The Christ surrounded by angels stands against a golden background surrounded by black clouds. On his collar are the words Agyos Otheos (Holy God). The three precious stones which adorn the fibula of his mantle evoke the Holy Trinity: God the Father, God the Son and the Holy Spirit. With his crown and his crystal ball surmounted by a cross, he reigns over the Christian kingdom, both celestial and terrestrial. He is flanked by sixteen angels who sing (6) and play music (10). Their instruments are typical of the fifteenth century.

The scene was possibly inspired by the passage from the Gospel according to Matthew, which mentions: "When the Son of man comes in his glory, accompanied by all the angels, then he will sit on his throne of glory" (Matthew 25: 31–46).
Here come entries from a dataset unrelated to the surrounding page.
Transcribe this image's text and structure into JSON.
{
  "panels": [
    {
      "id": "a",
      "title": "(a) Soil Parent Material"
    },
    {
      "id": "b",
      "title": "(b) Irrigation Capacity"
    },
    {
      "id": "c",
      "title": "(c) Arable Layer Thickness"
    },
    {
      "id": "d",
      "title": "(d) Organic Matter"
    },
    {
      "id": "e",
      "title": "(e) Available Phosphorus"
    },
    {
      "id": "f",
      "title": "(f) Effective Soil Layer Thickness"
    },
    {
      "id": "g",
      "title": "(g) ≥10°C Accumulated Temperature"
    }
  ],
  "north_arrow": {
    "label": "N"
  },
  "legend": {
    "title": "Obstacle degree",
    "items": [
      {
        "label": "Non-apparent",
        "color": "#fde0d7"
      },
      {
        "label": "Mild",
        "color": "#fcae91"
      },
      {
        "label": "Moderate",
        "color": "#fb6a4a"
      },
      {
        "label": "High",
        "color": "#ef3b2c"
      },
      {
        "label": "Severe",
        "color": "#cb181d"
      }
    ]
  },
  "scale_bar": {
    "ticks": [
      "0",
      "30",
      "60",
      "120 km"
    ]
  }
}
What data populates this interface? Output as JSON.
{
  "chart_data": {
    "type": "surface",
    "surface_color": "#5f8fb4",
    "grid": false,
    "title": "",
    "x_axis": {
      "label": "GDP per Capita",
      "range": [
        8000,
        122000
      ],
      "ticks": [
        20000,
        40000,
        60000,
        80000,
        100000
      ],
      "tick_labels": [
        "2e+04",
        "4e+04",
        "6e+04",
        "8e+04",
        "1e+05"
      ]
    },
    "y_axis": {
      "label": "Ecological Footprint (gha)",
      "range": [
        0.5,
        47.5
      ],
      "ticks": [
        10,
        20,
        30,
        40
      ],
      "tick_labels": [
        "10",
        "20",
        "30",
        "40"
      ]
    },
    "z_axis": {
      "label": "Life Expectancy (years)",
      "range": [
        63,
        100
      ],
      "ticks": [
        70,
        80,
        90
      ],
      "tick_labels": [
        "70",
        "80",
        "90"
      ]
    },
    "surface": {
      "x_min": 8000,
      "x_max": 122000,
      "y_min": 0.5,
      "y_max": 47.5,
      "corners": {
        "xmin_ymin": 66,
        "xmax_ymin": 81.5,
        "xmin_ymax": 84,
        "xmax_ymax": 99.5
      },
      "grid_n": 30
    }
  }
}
The central panel represents Christ blessing and looking down in the direction of the Virgin Mary, his mother, with three angels on either side. Each group of angels holds a large songbook. On the two side shutters, angels play musical instruments, five on each side. In the left panel the instruments are, from left to right, a psaltery, a tromba marina, a lute, a trumpet and a shawm. In the right panel, from left to right, there are a straight trumpet, a looped trumpet, a portative organ, a harp and a fiddle. The panels are 170 cm high, thus the angels, or what we can see of them (the clouds obscure the part of their body below the knee), are life-size.

Many replicas of these panels have been produced.